I was interested in her comparison between growth mindset people (based on hypothesis-driven thinking) and fixed mindset people.

  1. When people have a growth mindset, they consider life as a journey of learning, embrace uncertainty, seek new experience, broaden repertoire, manage risks through action, place small bets quickly (i.e., rapid prototyping), and thus succeed more often in new situations.
  2. When people have a fixed mindset, they consider life as a test to avoid mistake, fear uncertainty, avoid new experience, narrow repertore, fail to manage risks without action, place large bets slowly, and thus fail more often in new situations.

She emphasized that “learning” is important when people make failures. “Learning people” learn from their failures because failures are the opportunities to test their hypotheses, whereas “non-learning people” have no such opportunity.

So far, I have seen only two academic ideas on design thinking. One is abductive thinking proposed by Nigel Cross and the other is this hypothesis-driven thinking. Hope I find some more in the future.

2 thoughts on “[Seminar] “Jeanne Liedtka”

  1. Wow! Did you buy this domain? How cool! How easy to use wordpress? I am impressed by your blog!!

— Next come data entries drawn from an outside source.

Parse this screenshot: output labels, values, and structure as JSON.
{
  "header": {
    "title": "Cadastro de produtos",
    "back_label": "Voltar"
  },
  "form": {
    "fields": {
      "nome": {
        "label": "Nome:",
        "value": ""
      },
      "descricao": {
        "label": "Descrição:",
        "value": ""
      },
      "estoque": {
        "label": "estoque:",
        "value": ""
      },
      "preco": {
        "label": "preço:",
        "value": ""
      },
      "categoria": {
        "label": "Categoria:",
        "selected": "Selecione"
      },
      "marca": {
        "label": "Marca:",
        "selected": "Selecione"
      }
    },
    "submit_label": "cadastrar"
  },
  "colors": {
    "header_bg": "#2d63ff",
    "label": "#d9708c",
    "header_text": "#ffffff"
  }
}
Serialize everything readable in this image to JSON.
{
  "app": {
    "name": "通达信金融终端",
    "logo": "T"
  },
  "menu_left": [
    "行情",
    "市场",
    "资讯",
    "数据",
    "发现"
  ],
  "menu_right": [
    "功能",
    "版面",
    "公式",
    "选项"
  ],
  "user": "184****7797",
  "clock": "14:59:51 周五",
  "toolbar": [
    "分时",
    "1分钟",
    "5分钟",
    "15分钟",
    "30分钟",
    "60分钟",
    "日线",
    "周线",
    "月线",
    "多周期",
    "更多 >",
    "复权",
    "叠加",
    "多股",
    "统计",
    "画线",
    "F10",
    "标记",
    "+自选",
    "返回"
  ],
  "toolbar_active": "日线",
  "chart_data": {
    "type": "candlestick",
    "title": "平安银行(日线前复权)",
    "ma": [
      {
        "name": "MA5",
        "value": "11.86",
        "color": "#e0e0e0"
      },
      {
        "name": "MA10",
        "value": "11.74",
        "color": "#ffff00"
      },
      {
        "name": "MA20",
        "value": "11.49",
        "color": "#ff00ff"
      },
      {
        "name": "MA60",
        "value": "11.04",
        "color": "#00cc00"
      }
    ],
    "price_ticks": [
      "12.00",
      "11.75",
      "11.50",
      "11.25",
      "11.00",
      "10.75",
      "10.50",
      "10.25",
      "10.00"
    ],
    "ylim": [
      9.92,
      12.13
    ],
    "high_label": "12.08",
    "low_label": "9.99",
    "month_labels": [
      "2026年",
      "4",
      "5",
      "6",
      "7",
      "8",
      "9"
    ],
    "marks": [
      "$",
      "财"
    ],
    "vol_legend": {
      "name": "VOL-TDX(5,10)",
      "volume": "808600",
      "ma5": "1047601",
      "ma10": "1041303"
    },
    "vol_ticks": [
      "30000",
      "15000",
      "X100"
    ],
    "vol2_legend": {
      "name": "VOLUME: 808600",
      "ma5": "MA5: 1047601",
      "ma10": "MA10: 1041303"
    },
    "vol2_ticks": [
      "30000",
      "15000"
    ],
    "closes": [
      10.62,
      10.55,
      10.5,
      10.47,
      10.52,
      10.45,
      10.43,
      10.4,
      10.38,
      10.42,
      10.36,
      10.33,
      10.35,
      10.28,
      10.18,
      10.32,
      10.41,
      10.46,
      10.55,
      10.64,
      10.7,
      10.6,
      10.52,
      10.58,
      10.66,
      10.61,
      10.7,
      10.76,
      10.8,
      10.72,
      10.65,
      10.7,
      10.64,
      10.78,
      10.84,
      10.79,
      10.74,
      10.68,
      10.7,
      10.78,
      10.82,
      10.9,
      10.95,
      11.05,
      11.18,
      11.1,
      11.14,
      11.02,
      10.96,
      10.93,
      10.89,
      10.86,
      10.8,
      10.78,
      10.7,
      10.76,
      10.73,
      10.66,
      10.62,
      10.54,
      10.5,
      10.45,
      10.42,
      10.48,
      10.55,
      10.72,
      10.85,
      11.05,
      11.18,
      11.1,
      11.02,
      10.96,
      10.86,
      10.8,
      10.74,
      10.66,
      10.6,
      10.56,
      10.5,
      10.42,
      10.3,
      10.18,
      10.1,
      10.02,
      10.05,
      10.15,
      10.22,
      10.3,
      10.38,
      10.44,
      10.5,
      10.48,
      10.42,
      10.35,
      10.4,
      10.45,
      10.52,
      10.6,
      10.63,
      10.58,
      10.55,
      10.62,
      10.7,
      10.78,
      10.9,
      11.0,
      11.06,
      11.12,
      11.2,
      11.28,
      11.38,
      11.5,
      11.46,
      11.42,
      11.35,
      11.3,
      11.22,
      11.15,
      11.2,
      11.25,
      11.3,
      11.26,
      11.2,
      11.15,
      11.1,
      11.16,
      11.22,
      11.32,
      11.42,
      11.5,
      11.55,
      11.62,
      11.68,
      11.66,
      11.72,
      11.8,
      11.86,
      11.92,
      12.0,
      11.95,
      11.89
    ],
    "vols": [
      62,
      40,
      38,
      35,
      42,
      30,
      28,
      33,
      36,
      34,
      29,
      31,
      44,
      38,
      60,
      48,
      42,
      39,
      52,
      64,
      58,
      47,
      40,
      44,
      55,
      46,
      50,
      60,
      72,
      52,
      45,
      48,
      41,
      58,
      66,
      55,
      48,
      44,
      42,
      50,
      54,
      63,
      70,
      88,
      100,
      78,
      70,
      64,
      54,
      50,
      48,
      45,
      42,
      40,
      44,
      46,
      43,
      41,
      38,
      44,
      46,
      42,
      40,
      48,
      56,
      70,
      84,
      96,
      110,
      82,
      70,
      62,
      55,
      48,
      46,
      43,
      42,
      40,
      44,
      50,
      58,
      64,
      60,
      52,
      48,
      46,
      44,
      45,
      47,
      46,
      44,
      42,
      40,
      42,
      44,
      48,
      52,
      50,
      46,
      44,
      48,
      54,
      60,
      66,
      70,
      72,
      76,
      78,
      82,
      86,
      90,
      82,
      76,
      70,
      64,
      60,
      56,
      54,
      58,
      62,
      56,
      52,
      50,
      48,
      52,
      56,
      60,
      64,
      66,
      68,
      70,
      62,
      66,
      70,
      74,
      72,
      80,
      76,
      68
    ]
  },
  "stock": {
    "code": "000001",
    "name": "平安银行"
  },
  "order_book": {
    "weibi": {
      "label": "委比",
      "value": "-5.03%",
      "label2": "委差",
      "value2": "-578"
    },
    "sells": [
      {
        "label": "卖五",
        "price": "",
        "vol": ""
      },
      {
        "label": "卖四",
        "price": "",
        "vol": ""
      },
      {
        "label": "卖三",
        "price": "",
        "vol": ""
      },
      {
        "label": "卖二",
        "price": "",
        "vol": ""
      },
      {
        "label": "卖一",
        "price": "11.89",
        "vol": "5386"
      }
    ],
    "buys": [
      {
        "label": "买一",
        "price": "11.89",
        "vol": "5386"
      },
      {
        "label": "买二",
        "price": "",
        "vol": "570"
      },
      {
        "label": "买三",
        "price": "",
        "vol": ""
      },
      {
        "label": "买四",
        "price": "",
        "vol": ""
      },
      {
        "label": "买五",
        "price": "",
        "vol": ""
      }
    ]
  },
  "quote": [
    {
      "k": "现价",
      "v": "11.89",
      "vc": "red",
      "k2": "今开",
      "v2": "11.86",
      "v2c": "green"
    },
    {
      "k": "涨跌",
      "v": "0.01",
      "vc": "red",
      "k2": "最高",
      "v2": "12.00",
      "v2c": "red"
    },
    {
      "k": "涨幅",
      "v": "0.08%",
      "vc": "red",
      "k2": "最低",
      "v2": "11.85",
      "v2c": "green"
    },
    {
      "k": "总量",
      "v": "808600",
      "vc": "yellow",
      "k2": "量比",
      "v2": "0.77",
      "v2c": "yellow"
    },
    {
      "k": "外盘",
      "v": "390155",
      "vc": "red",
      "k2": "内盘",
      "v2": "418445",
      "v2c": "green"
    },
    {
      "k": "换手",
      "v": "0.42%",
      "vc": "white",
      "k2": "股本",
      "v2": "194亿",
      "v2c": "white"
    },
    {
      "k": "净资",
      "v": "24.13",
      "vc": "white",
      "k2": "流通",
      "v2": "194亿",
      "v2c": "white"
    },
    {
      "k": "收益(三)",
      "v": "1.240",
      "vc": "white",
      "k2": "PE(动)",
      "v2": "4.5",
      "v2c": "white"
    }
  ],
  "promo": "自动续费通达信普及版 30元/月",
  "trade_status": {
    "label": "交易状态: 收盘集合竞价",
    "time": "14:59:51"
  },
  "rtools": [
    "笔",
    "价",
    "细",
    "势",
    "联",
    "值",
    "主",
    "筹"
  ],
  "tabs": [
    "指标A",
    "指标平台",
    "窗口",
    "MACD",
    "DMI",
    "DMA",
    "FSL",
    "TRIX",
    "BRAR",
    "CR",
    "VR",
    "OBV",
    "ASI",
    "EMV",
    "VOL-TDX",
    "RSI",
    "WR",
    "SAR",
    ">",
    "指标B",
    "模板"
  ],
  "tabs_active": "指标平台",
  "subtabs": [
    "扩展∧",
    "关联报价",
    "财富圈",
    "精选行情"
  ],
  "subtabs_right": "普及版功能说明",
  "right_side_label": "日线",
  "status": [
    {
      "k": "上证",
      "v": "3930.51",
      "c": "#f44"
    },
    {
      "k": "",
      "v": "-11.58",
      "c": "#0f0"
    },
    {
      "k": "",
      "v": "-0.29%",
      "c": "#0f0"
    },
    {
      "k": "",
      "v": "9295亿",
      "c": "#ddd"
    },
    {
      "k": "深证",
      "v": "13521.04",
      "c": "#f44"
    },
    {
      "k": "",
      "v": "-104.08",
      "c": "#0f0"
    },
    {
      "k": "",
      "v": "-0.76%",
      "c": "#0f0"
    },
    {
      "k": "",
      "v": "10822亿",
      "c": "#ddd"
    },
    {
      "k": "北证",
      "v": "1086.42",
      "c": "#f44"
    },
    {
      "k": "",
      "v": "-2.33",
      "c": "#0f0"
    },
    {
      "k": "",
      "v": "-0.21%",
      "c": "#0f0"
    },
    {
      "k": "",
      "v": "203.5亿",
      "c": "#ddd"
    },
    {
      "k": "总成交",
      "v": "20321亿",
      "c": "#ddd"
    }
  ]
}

  2. Very interesting article.
    I wonder how I think as a designer.

    I think it is very interesting to question about how “designers” think!!
    Most of designer’s role is to solve a problem in many different ways. (ie. graphic/ visuals, product, interfaces, interaction and others) But unlike math or sicence, there is no certain “asnwers” to be proven by certain equations. Because right answers are usually determined by individual users who are using designer’s final outcome.